Jonathan Foo

Personal information
- Full name: Jonathan Alexander Foo
- Born: 11 September 1990 (age 35) Port Mourant, Guyana
- Batting: Right-handed
- Bowling: Leg spin & googly
- Role: All rounder
- Source: CricInfo, 12 March 2017

= Jonathan Foo =

Guyanese cricketer

Jonathan Alexander Foo (born 11 September 1990) is a Guyanese cricketer. An all-rounder, Foo is a leg spin bowler and lower order batsman for Guyana who made his national debut in the 2010 Caribbean Twenty20. He played a leading role in the final of that tournament, scoring 42 runs from 17 balls to help Guyana to victory over Barbados.

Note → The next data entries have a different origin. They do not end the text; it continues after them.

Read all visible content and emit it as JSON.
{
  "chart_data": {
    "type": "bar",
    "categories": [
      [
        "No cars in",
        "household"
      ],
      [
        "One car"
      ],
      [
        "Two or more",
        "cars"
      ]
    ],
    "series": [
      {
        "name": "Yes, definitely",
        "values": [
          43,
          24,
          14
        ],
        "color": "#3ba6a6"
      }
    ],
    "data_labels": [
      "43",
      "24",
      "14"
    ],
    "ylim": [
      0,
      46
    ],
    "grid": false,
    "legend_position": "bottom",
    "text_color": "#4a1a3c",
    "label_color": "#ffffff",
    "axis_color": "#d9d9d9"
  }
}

Born in Port Mourant in the Berbice region of Guyana, Foo is Chinese on his father's side and his mother is Indian. He started playing cricket after watching his uncles play for Albion Sports Club. When he was 12, he was chosen for the Guyana Under-15 team which competed in the WICB tournament in St Vincent in 2003. He also played in the Under-17 and Under 20 teams.

In 2010 he played for Guyana in the inaugural West Indies Cricket Board Caribbean T20 title. He played for Albion Cricket Club in the interim, and in 2015, he returned to the Guyana national team.

He was selected by the Jamaica Tallawahs for the 2016 CPL, and was selected by the same team in the player draft for the 2017 edition. He has taken part in both editions of the Hong Kong T20 Blitz, playing for the Hung Hom JD Jaguars.

In October 2019, he was named in Guyana's squad for the 2019–20 Regional Super50 tournament.

He signed for the Philadelphians, which play in the Minor League Cricket season.